Session: Neonatal Neurology 9: Preclinical

334 - PET radiotracers detect early metabolic changes in multiple organs in a rodent model of neonatal hypoxic-ischemic injury

Monday, May 6, 2024
9:30 AM – 11:30 AM ET
Poster Number: 334
Publication Number: 334.3206


Background: Perinatal hypoxic-ischemic injury due to insufficient oxygen delivery to the brain and vital organs is one of the leading causes of death or severe morbidity in neonates. Assessing the severity of organ damage in the early stages of hypoxic-ischemic encephalopathy has remained a clinical challenge.

Objective: We hypothesized that early metabolic changes associated with hypoxic-ischemic encephalopathy could be detected in multiple organs using PET radiotracers for glucose metabolism ([18F]FDG) and hypoxia ([18F]EF5).

Design/Methods: Neonatal hypoxic-ischemic brain injury was induced in 9-day-old rat pups by permanent ligation of the left common carotid artery, followed by hypoxia (8% oxygen and 92% nitrogen) for 120 min. PET radiotracers were injected either immediately after the induction of the injury or at different time points up to 21 days later. After the injection, pups were imaged with a small animal PET/CT scanner and sacrificed for ex vivo analysis of organ biodistribution.
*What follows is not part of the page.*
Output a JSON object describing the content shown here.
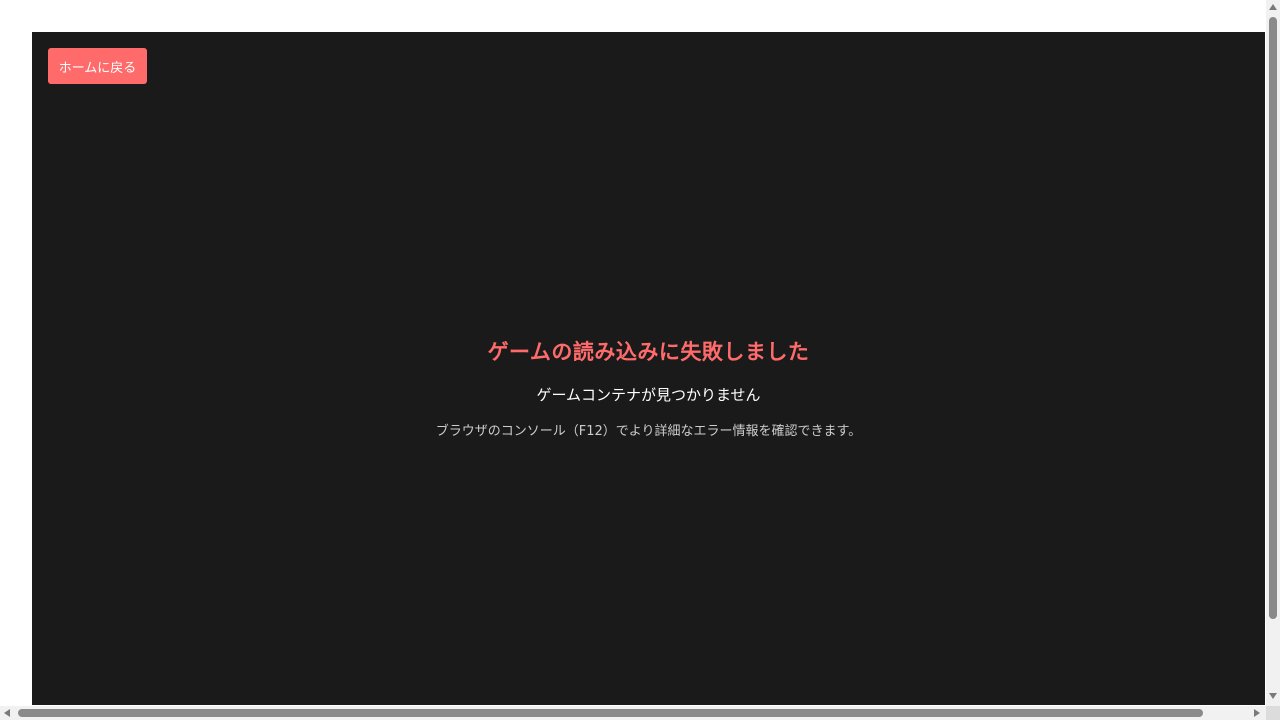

Results: Both of the tested radiotracers showed significant uptake in the brain tissue. In vivo imaging demonstrated higher uptake of [18F]EF5 and [18F]FDG in the injured hemisphere immediately after the injury. The ex vivo biodistribution of [18F]EF5 (P < 0.0001) and [18F]FDG (P < 0.0001) was also the highest in the brain immediately after the injury. The increased uptake decreased to baseline levels as soon as one day after the injury.
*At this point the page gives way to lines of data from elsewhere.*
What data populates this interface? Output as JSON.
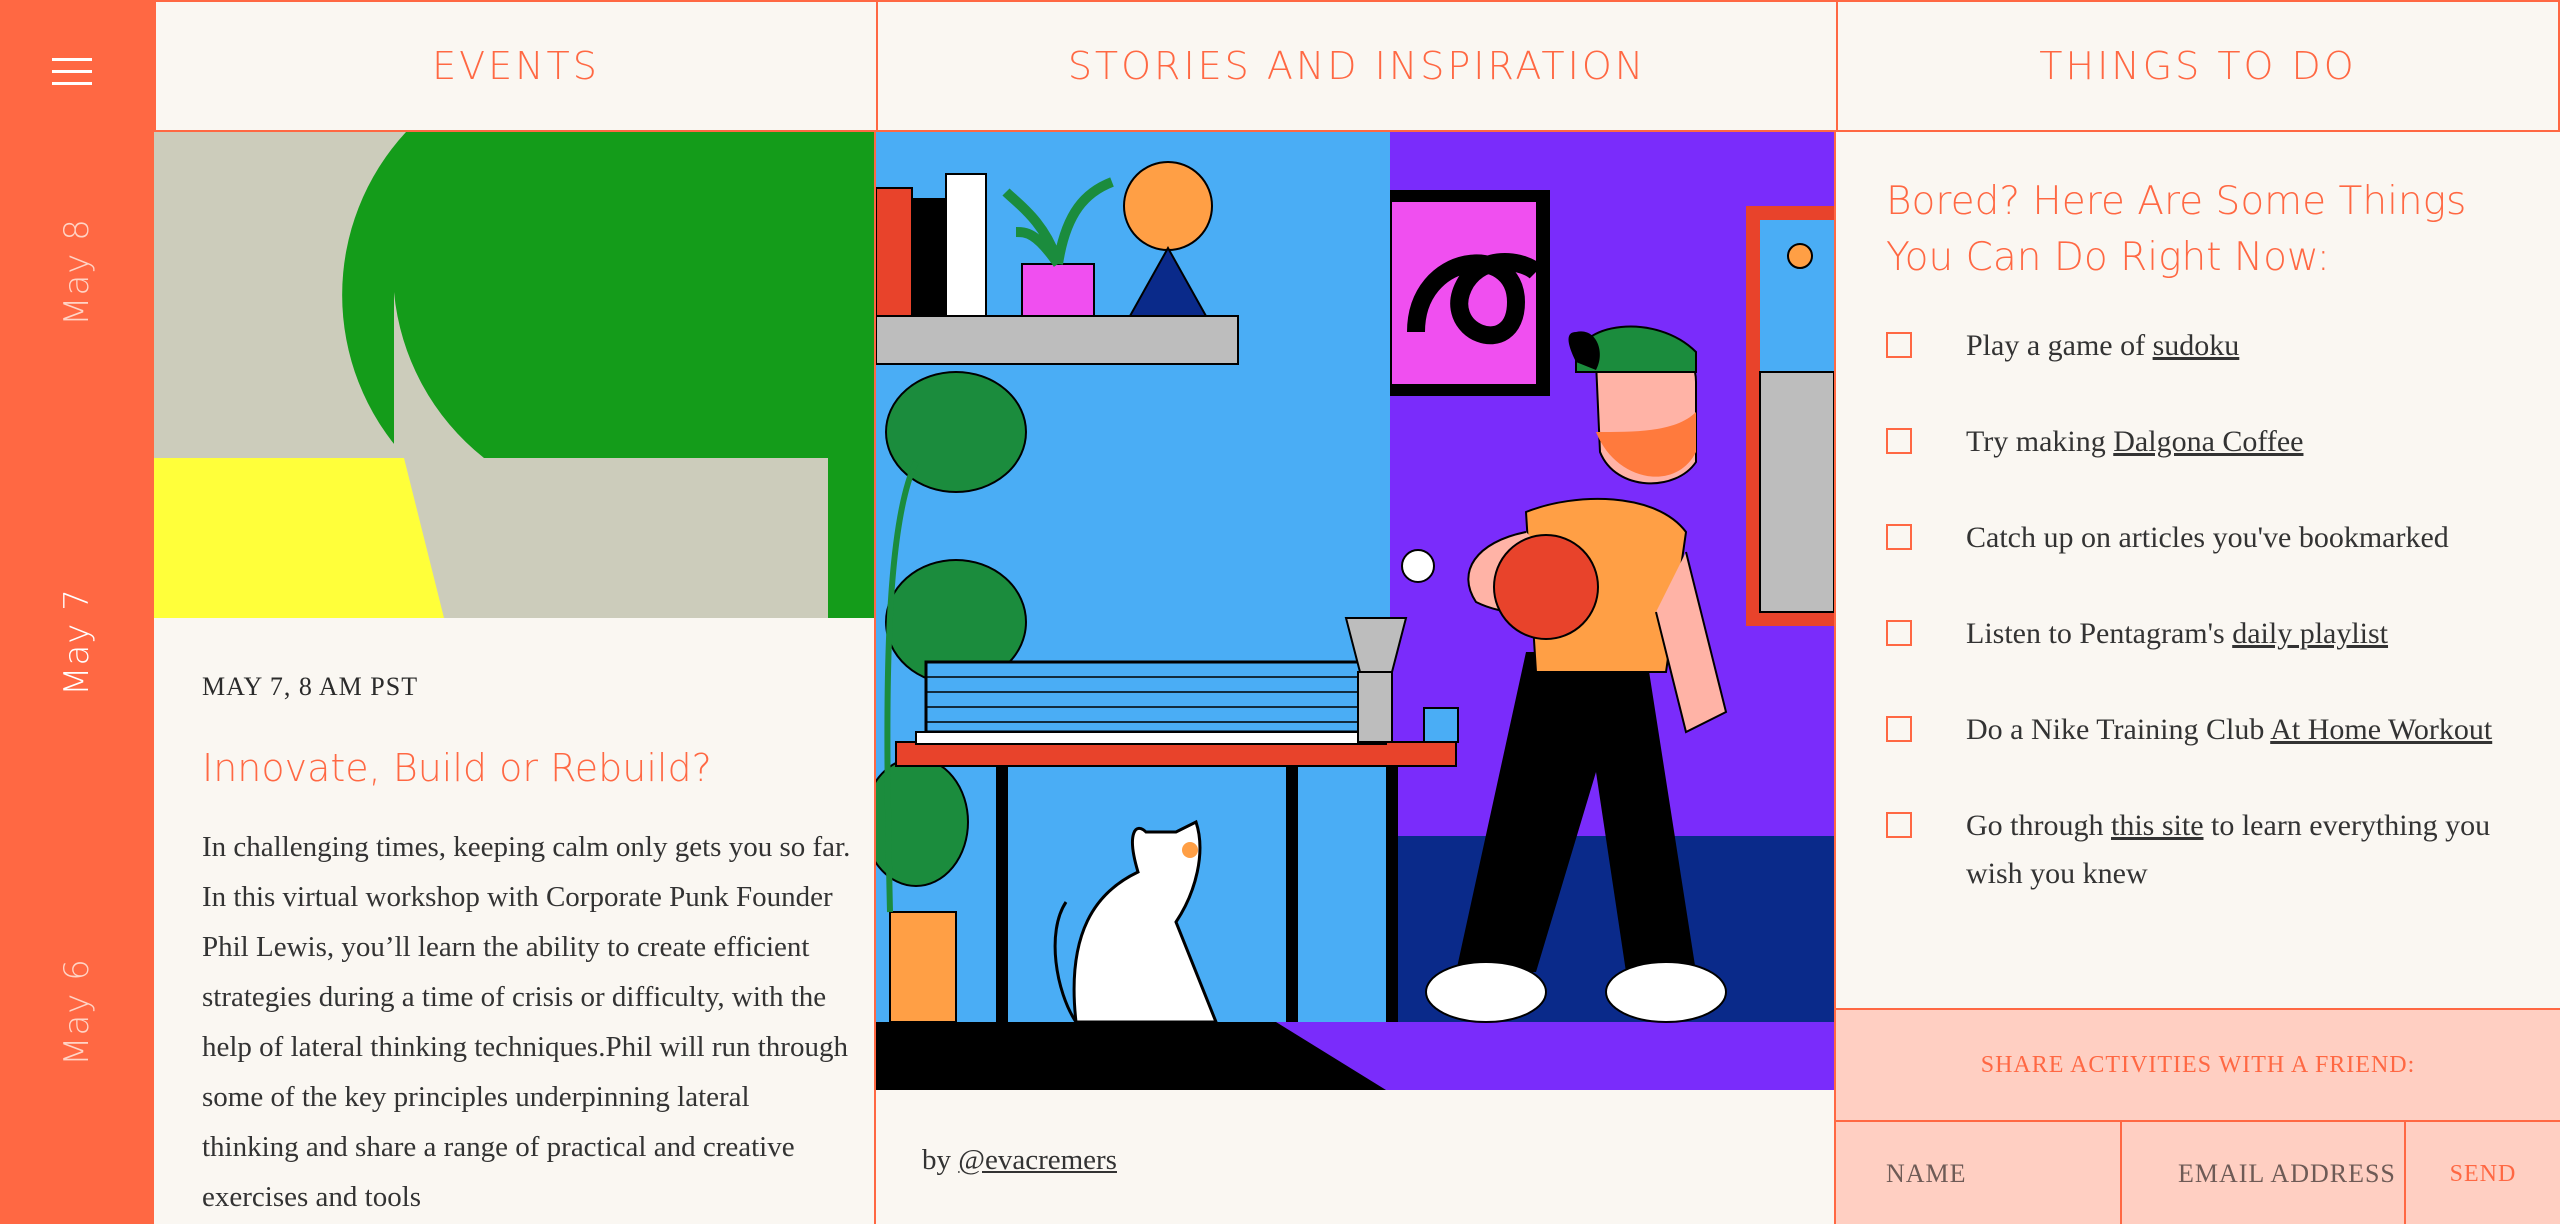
{
  "sidebar": {
    "menu_icon": "hamburger-menu-icon",
    "dates": [
      "May 8",
      "May 7",
      "May 6"
    ],
    "active_date": "May 7"
  },
  "columns": {
    "events": "EVENTS",
    "stories": "STORIES AND INSPIRATION",
    "things": "THINGS TO DO"
  },
  "event": {
    "meta": "MAY 7, 8 AM PST",
    "title": "Innovate, Build or Rebuild?",
    "body": "In challenging times, keeping calm only gets you so far. In this virtual workshop with Corporate Punk Founder Phil Lewis, you’ll learn the ability to create efficient strategies during a time of crisis or difficulty, with the help of lateral thinking techniques.Phil will run through some of the key principles underpinning lateral thinking and share a range of practical and creative exercises and tools"
  },
  "story": {
    "credit_prefix": "by ",
    "credit_handle": "@evacremers"
  },
  "things": {
    "title": "Bored? Here Are Some Things You Can Do Right Now:",
    "items": [
      {
        "before": "Play a game of ",
        "link": "sudoku",
        "after": ""
      },
      {
        "before": "Try making ",
        "link": "Dalgona Coffee",
        "after": ""
      },
      {
        "before": "Catch up on articles you've bookmarked",
        "link": "",
        "after": ""
      },
      {
        "before": "Listen to Pentagram's ",
        "link": "daily playlist",
        "after": ""
      },
      {
        "before": "Do a Nike Training Club ",
        "link": "At Home Workout",
        "after": ""
      },
      {
        "before": "Go through ",
        "link": "this site",
        "after": " to learn everything you wish you knew"
      }
    ]
  },
  "share": {
    "heading": "SHARE ACTIVITIES WITH A FRIEND:",
    "name_placeholder": "NAME",
    "email_placeholder": "EMAIL ADDRESS",
    "send_label": "SEND"
  },
  "colors": {
    "accent": "#ff6843",
    "background": "#faf7f2",
    "share_bg": "#ffcfc2"
  }
}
The ex vivo biodistribution analysis revealed elevated [18F]EF5 uptake (tissue hypoxia) immediately after the hypoxic-ischemic injury in the kidneys (P < 0.001), liver (P < 0.01) and eyes (P < 0.0001). Contrastingly, [18F]EF5 uptake in the heart was lower (P < 0.0001) in injured animals than in controls immediately after the injury. There was no significant [18F]EF5 uptake in the small intestine or pancreas. [18F]FDG uptake in the heart was high immediately after the injury (P < 0.0001 compared to controls). Lower [18F]FDG uptake, indicating glucose hypometabolism, was seen in the liver (P < 0.0001), small intestine (P < 0.0001), pancreas (P < 0.001) and eyes (P < 0.01) up to 7 days later. There was no significant changes in [18F]FDG uptake in the kidneys.

Conclusion(s): Early multi-organ effects related to hypoxic-ischemic encephalopathy could be detected using PET radiotracers. As new whole-body PET/CT scanners are emerging in the nuclear imaging field for clinical use, PET could also be a useful new tool for determining whole body organ damage in hypoxic-ischemic injury.